According to Villagomez, the Fund is operating on a skeleton crew and has been doing so for several years now to minimize costs.

“We’ve managed to maintain personnel who are dedicated professionals committed to continue providing services that directly benefit our members. Very few people want to work at the Fund because the pressure is high and constant everyday,” he revealed.

He also pointed out the need for highly qualified investment consultants to provide advice on how and where it is most appropriate to invest tens of millions of dollars. The same goes in hiring an actuary who will audit and document the obligations to members and determine the amount of money needed to meet current and future obligations.

“My point is, it takes a whole team that is dedicated to manage the parts of the Fund and that team must be maintained for operations to function,” he added.

Dismissal disappointing

The court’s dismissal of the Fund’s bankruptcy petition was “very disappointing,” he said, but he praised Judge Robert Faris for candidly sharing his views on the Fund’s situation.

The judge, in his words, stated that “the dismissal was not a victory for anyone, but a disaster.” The judge’s description of the Commonwealth’s “shameful” treatment of the Fund and its members “cannot be overstated.”

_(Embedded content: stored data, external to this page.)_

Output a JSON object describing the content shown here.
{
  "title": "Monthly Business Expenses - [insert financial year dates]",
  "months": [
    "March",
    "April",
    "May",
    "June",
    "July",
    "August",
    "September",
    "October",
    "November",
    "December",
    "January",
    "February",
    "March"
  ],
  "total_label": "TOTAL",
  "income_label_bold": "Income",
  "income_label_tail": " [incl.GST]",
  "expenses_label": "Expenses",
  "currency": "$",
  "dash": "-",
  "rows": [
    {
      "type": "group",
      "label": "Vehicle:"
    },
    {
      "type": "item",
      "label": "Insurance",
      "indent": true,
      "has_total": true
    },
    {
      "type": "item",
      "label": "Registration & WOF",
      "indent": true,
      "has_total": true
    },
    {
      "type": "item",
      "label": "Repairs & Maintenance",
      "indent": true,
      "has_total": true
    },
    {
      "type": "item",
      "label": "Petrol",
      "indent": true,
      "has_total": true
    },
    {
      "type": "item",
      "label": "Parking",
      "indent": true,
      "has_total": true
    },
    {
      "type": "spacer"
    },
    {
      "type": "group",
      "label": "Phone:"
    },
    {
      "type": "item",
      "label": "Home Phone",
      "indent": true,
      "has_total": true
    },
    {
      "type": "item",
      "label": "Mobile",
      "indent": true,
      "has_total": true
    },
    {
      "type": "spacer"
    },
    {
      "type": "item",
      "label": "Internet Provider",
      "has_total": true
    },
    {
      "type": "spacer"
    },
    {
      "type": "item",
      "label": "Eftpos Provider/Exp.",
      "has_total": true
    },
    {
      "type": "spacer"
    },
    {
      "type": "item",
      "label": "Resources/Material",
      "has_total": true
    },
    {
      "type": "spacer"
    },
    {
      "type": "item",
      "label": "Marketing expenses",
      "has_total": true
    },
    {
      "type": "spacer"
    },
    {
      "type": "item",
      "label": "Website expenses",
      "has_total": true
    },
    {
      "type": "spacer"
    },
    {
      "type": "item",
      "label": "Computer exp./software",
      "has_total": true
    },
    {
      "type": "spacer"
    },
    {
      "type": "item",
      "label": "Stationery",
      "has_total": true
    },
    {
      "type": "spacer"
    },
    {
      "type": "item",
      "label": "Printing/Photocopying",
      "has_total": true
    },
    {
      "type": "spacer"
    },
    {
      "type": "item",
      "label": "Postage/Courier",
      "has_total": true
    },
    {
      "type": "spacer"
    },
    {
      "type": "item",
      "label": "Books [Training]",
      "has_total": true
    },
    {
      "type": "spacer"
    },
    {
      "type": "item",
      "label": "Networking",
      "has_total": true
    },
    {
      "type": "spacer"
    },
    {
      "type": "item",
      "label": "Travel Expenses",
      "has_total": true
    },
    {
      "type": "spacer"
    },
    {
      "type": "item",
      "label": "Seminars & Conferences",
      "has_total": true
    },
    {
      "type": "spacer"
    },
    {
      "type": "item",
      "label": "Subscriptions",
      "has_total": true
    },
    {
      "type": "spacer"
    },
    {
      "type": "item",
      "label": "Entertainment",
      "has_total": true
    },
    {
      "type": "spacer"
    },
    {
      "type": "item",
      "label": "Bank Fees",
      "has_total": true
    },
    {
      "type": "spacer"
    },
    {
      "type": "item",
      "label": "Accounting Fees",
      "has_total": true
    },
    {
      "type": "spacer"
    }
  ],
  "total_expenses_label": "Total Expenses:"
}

When asked if they plan to appeal the court’s decision, Villagomez said the Fund is “weighing its options on how to best protect the Fund and its members.”

The administrator also expressed disappointment with some people whom he described as “giving false hopes” to Fund members. Many of the ideas being tossed around to help the pension program require a change in the law, he said, but most of all a change in attitude among those in positions of authority.

“Many of the ideas we’ve proposed have met resistance at every turn,” he disclosed.